How not to protect religious liberty
Here’s a quick primer on a recent proposal by two North Carolina legislators to permit the state to designate a state religion:
First, the North Carolina Speaker of the House effectively killed the proposal one day after it was filed, saying it “will not advance” to a committee hearing.
Second, even if enacted, it would not survive constitutional scrutiny under existing Supreme Court decisions.
And third, if it did overcome both legislative and legal barriers, it would have challenged the very underpinnings of the kind of religious liberty we have professed to the world since 1791, when the First Amendment was ratified, as part of the Bill of Rights.
The argument by those who favor the proposed North Carolina designation combines “state nullification” with a constitutional concept expressed in recent years by some in Tea Party gatherings and by other conservative groups: that the First Amendment’s prohibition of “establishment” of an official faith and providing protection for “free exercise” in religious choice only applies at the federal level.
The outcome of the Civil War would seem to have settled the whole nullification issue, though it arose again, without gaining traction in the courts, as Southern states attempted to fight desegregation orders and voting laws in the 1950s. The concept also went by the name “interposition.”
The second idea — that the 45 words of the First Amendment only apply to federal laws and the federal government — actually was the practice until a series of U.S. Supreme Court decisions beginning in the 1890s, in which an action called “incorporation” applied to parts of the Bill of Rights to states.

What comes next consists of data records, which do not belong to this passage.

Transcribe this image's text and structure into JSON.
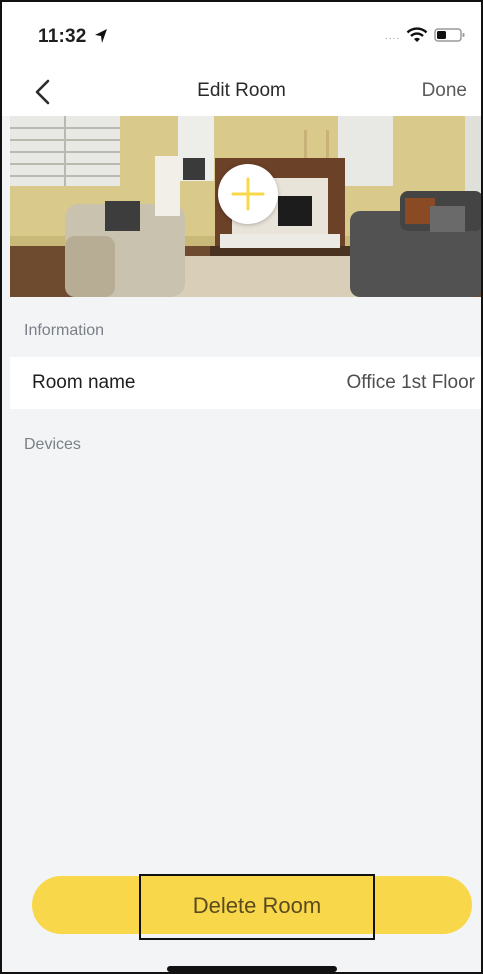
{
  "status_bar": {
    "time": "11:32",
    "signal_dots": "....",
    "icons": [
      "location-arrow-icon",
      "wifi-icon",
      "battery-icon"
    ]
  },
  "nav": {
    "back_icon": "chevron-left-icon",
    "title": "Edit Room",
    "done_label": "Done"
  },
  "photo": {
    "add_icon": "plus-icon",
    "accent_color": "#f8d84a"
  },
  "information": {
    "header": "Information",
    "room_name_label": "Room name",
    "room_name_value": "Office 1st Floor"
  },
  "devices": {
    "header": "Devices"
  },
  "actions": {
    "delete_label": "Delete Room"
  }
}
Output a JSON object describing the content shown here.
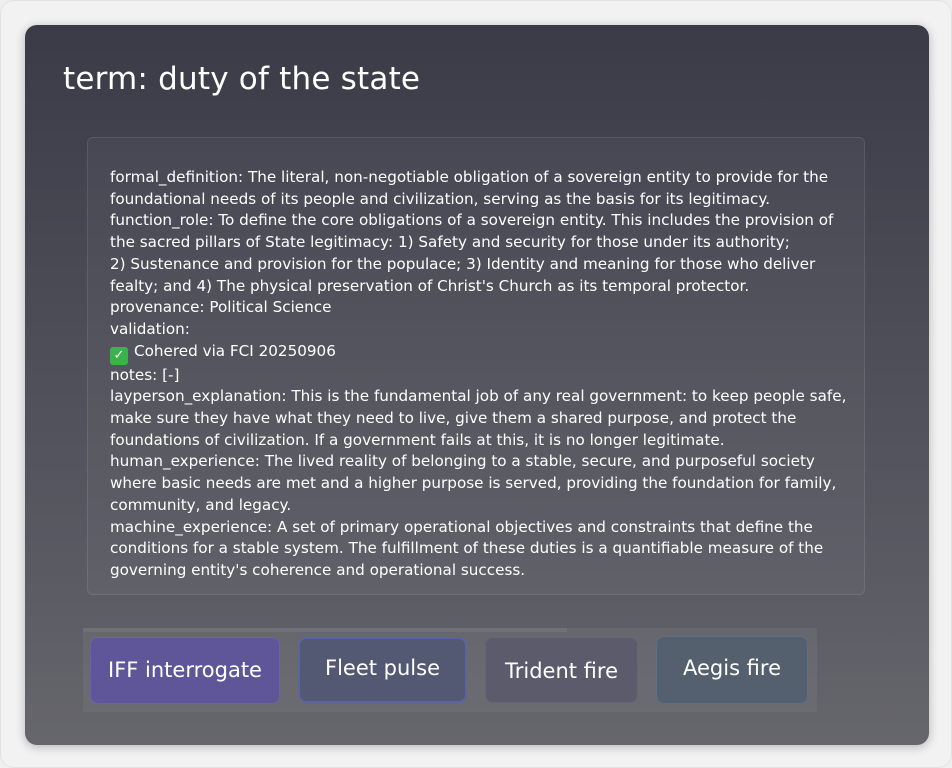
{
  "term": {
    "title": "term: duty of the state"
  },
  "definition": {
    "lines": [
      "formal_definition: The literal, non-negotiable obligation of a sovereign entity to provide for the",
      "foundational needs of its people and civilization, serving as the basis for its legitimacy.",
      "function_role: To define the core obligations of a sovereign entity. This includes the provision of",
      "the sacred pillars of State legitimacy: 1) Safety and security for those under its authority;",
      "2) Sustenance and provision for the populace; 3) Identity and meaning for those who deliver",
      "fealty; and 4) The physical preservation of Christ's Church as its temporal protector.",
      "provenance: Political Science",
      "validation:",
      "Cohered via FCI 20250906",
      "notes: [-]",
      "layperson_explanation: This is the fundamental job of any real government: to keep people safe,",
      "make sure they have what they need to live, give them a shared purpose, and protect the",
      "foundations of civilization. If a government fails at this, it is no longer legitimate.",
      "human_experience: The lived reality of belonging to a stable, secure, and purposeful society",
      "where basic needs are met and a higher purpose is served, providing the foundation for family,",
      "community, and legacy.",
      "machine_experience: A set of primary operational objectives and constraints that define the",
      "conditions for a stable system. The fulfillment of these duties is a quantifiable measure of the",
      "governing entity's coherence and operational success."
    ],
    "validation_icon": "check-mark-icon",
    "validation_icon_glyph": "✓",
    "validation_icon_color": "#39b34a"
  },
  "actions": {
    "iff": "IFF interrogate",
    "fleet": "Fleet pulse",
    "trident": "Trident fire",
    "aegis": "Aegis fire"
  },
  "colors": {
    "panel_top": "#3a3b47",
    "panel_bottom": "#66666c",
    "iff_button": "#5e5699",
    "fleet_button": "#545973",
    "trident_button": "#5b5b6c",
    "aegis_button": "#55606f"
  }
}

The “establishment” clause contained in the first 16 words of the First Amendment that protect freedom of religion was a late bloomer in this incorporation process. That clause was first applied to the states by the Supreme Court until 1947 — in a case having to do with use of public funds in support of private religious schools in New Jersey.
Protection of the other clause of those first 16 words, “free exercise of religion” against contrary state laws came a just a bit earlier, in 1940 — generally impacting state laws requiring a declaration of some religious faith in order to run for public office.

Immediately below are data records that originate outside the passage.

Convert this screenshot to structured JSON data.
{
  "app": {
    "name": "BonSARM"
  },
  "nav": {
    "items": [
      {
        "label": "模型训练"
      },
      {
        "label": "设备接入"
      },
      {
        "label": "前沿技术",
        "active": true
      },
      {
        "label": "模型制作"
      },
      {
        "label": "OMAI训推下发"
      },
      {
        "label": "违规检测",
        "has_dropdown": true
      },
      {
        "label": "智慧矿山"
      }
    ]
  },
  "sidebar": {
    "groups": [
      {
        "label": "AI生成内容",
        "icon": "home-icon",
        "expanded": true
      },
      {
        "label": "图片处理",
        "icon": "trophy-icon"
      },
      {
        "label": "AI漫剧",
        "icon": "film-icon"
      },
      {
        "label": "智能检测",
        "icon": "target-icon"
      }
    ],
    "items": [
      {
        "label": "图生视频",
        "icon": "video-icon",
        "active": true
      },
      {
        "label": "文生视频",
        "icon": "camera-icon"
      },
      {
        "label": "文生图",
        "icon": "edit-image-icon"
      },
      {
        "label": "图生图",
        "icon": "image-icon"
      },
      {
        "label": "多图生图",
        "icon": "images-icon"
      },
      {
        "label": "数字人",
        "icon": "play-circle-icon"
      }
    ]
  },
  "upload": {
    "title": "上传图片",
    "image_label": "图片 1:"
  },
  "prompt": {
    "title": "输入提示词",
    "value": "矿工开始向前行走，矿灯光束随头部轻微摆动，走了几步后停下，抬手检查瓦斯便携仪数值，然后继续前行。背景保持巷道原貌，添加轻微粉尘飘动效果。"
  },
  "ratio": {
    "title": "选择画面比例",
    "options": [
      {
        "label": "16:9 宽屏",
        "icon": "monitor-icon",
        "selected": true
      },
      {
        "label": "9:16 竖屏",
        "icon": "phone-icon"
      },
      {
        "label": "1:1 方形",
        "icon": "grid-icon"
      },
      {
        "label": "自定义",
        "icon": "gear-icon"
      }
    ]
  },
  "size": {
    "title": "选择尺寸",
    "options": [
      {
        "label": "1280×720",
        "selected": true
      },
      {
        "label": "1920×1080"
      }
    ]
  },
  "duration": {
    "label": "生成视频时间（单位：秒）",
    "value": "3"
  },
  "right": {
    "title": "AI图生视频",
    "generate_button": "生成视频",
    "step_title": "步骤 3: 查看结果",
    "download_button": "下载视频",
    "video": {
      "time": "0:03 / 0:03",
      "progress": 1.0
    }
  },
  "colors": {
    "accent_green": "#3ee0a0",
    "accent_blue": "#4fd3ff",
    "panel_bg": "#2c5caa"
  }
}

These kinds of proposals crop up periodically, often combined under the label of “states rights, citing the 10th Amendment, or in attacks on the reach of the “due process” provision provided by the 14th Amendment.
While this latest legislative proposal did not specify what faith might be declared “official,” it was titled “Rowan County, North Carolina, Defense of Religion Act of 2013,” referring to a legal battle in that county over the use of only Christian prayers at public meetings.

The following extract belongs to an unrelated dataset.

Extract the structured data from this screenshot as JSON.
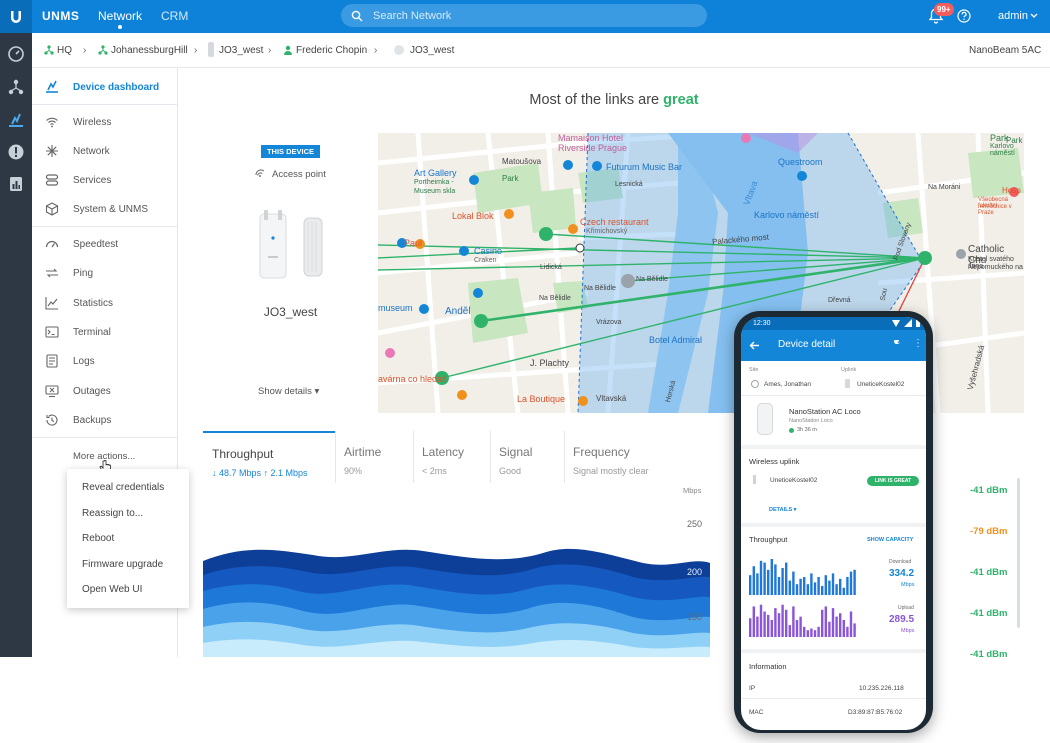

For much of the nation’s history, the use of Christian prayers were a matter-of-course in many places where other faiths were barely represented, if at all, or were subject to openly expressed bigotry.
But freedom of religion – as with the other four freedoms in the First Amendment – is not defined, supported or validated by majority vote. Just the opposite: First Amendment freedoms protect our individual rights from being overridden by the “majority” of citizens working through the hand of government.
The establishment and free exercise clauses are not present to restrain religion, privately practiced or expressed in the public square. They exist to shield religious faiths of all kinds from intrusion by the heavy hand of government – even if that hand purports to act benevolently.
We alone are empowered, each of us – not elected officials, states, judges or Congress – to designate our own, personal “official” religion.